La magia, intesa come manifestazione e connessione tra mondo oggettivo e mondo immaginifico (ricalcando ancora un binomio di apparenti opposti), fa da padrona in gran parte della produzione di La Montagna.
Ed ecco spiegato il motivo dell’atlante visivo (che affianca questo testo) realizzato da La Montagna a infarcire il tutto di altri simbolismi. Un viaggio all’interno delle immagini che, direttamente o indirettamente, caricano di rimandi inediti il complesso teorico, mostrandoci e ripercorrendo la poetica dell’artista.

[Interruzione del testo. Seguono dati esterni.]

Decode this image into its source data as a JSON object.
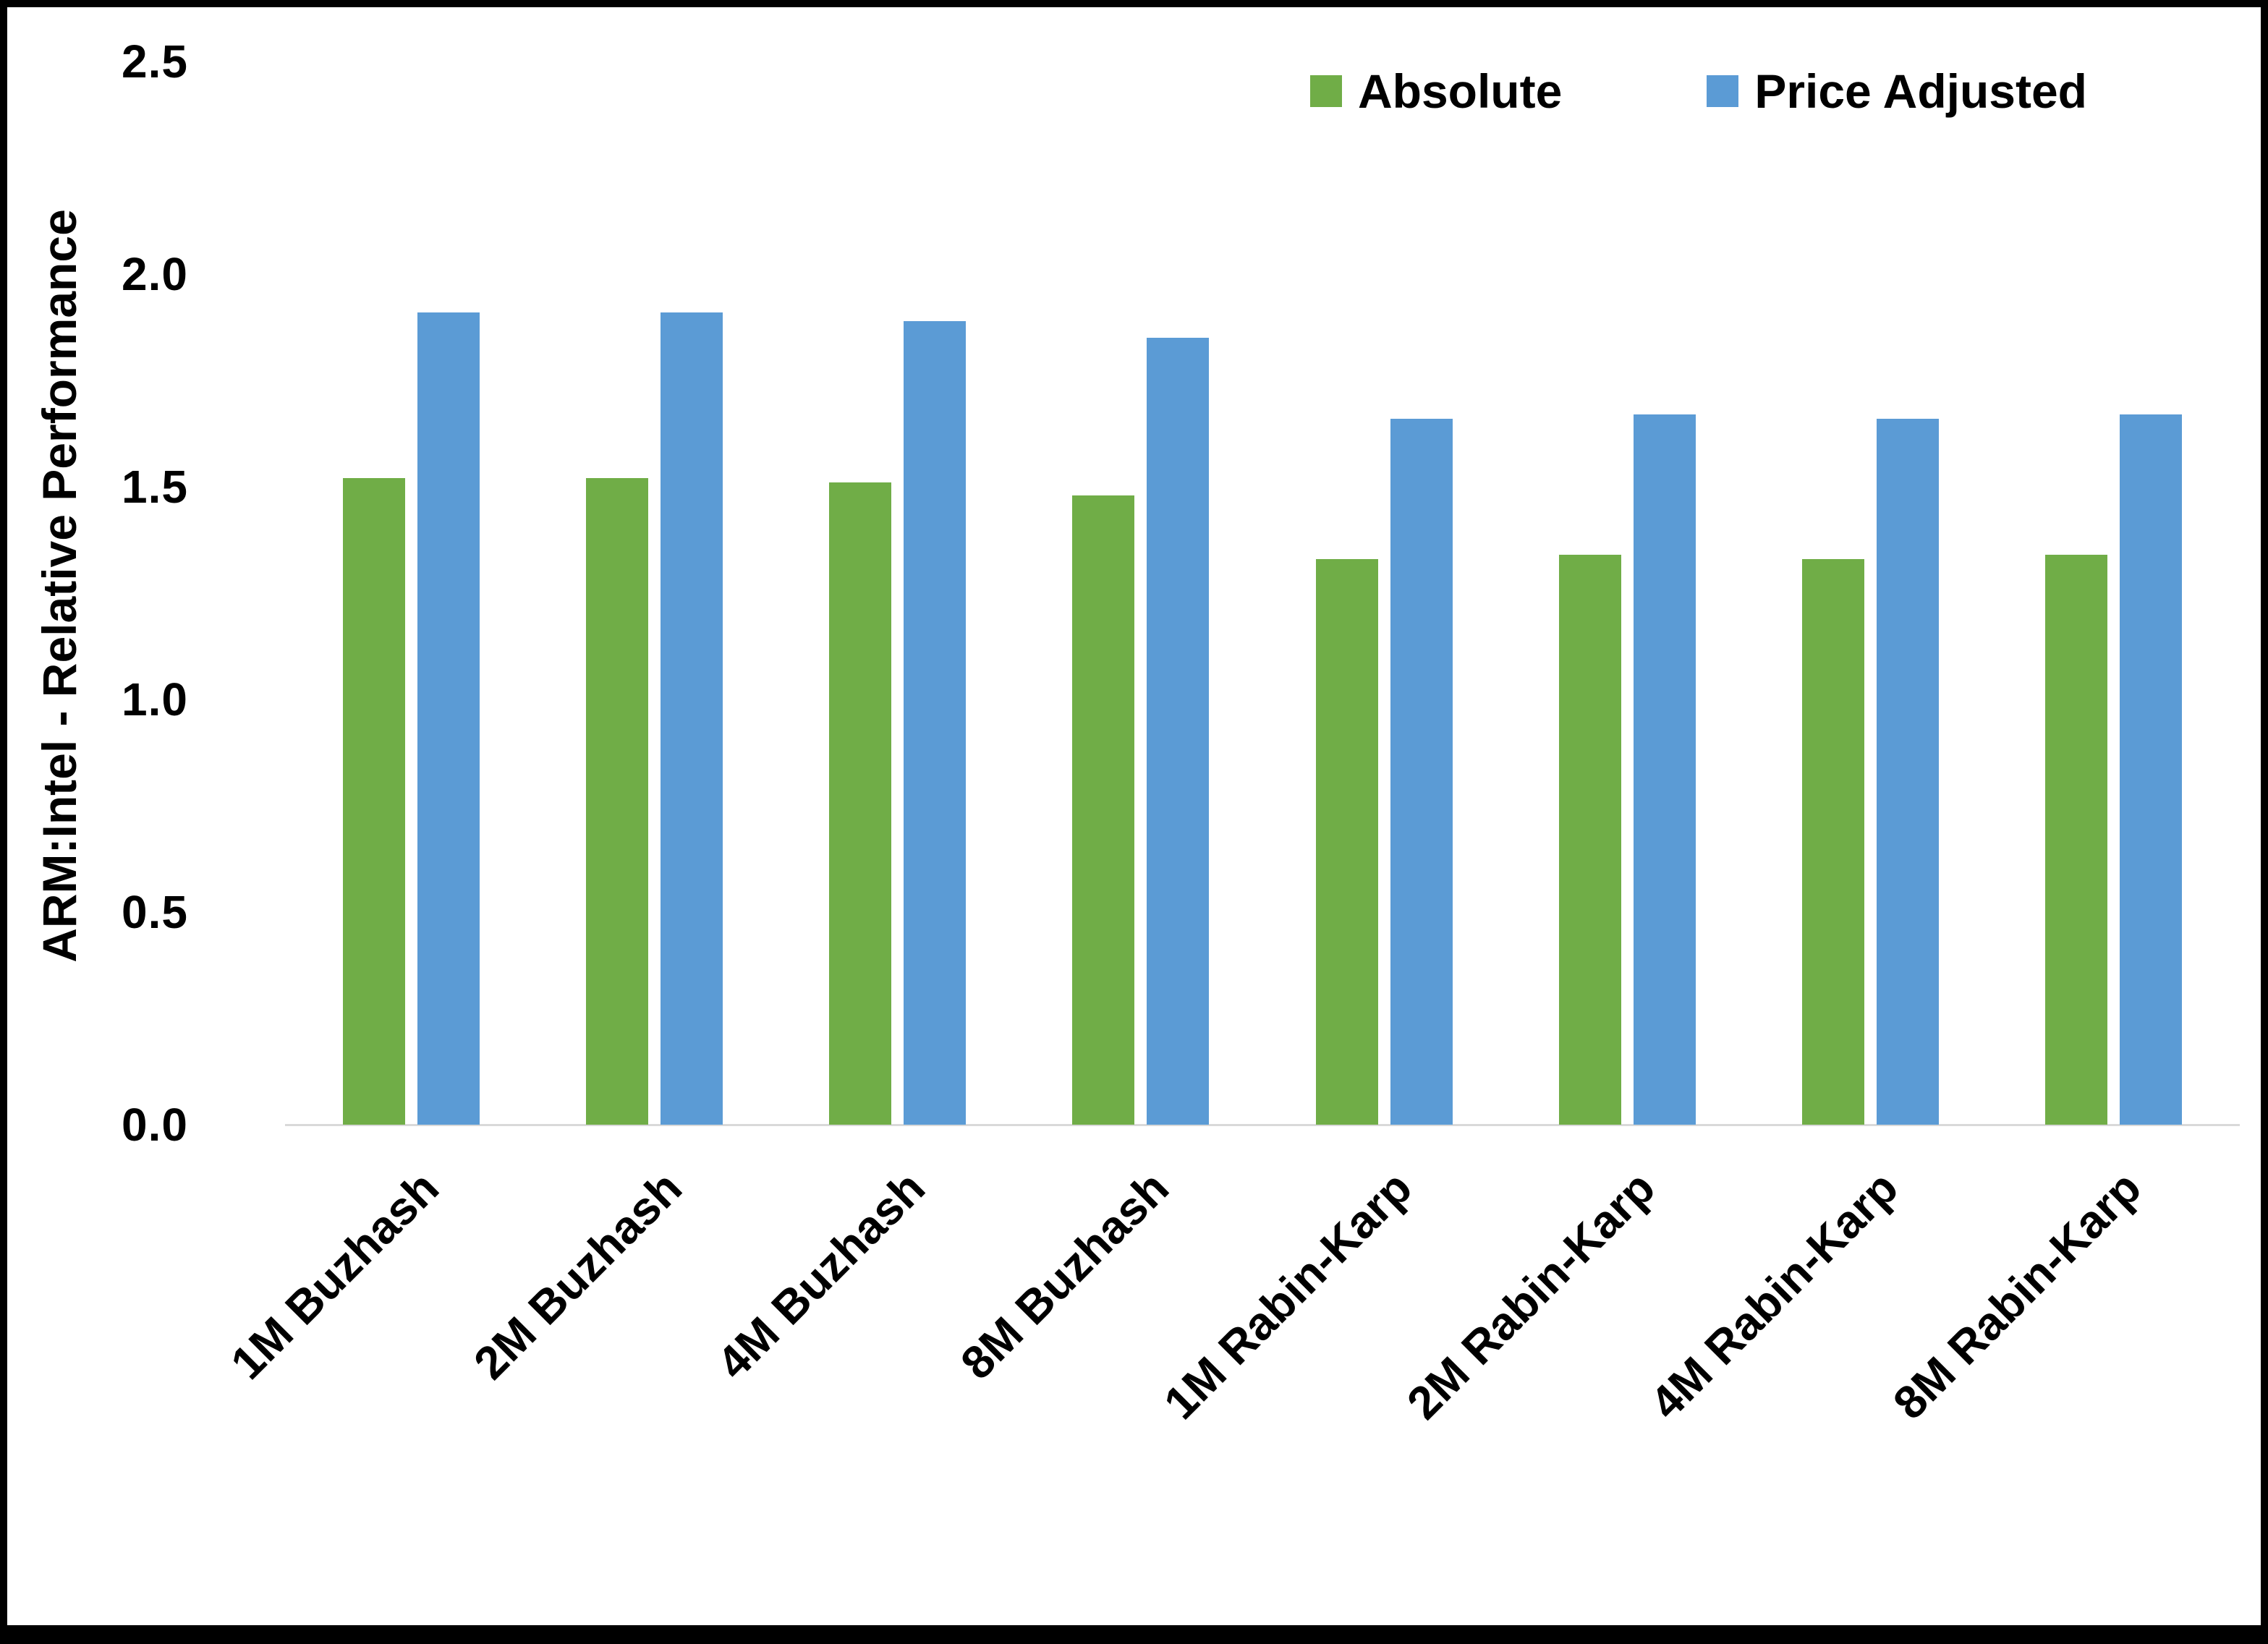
{
  "chart_data": {
    "type": "bar",
    "title": "",
    "xlabel": "",
    "ylabel": "ARM:Intel - Relative Performance",
    "categories": [
      "1M Buzhash",
      "2M Buzhash",
      "4M Buzhash",
      "8M Buzhash",
      "1M Rabin-Karp",
      "2M Rabin-Karp",
      "4M Rabin-Karp",
      "8M Rabin-Karp"
    ],
    "series": [
      {
        "name": "Absolute",
        "color": "#70AD47",
        "values": [
          1.52,
          1.52,
          1.51,
          1.48,
          1.33,
          1.34,
          1.33,
          1.34
        ]
      },
      {
        "name": "Price Adjusted",
        "color": "#5B9BD5",
        "values": [
          1.91,
          1.91,
          1.89,
          1.85,
          1.66,
          1.67,
          1.66,
          1.67
        ]
      }
    ],
    "ylim": [
      0,
      2.5
    ],
    "y_ticks": [
      "0.0",
      "0.5",
      "1.0",
      "1.5",
      "2.0",
      "2.5"
    ],
    "grid": false,
    "legend_position": "top-right"
  }
}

Il non voler pubblicare immagini delle sue opere (tanto meno quelle citate all’interno di questo testo) mi è parso all’inizio impensabile. Ma poi ho capito ciò che voleva dirmi La Montagna: evocare un sentimento, piuttosto che favorire l’esplicito, andando così a coronare ciò che avete letto finora. Preferendo far parlare, dunque, quell’atlante visivo dalle mille sfaccettature.
Ribadisco: la più grande ‘lezione’ che l’artista ci offre è quella di iniziare a osservare la realtà circostante con occhi diversi. Gli stalli del tempo e gli spigoli delle cose. Preferendo il dettaglio prima ancora del generale. La poesia piuttosto che il romanzo.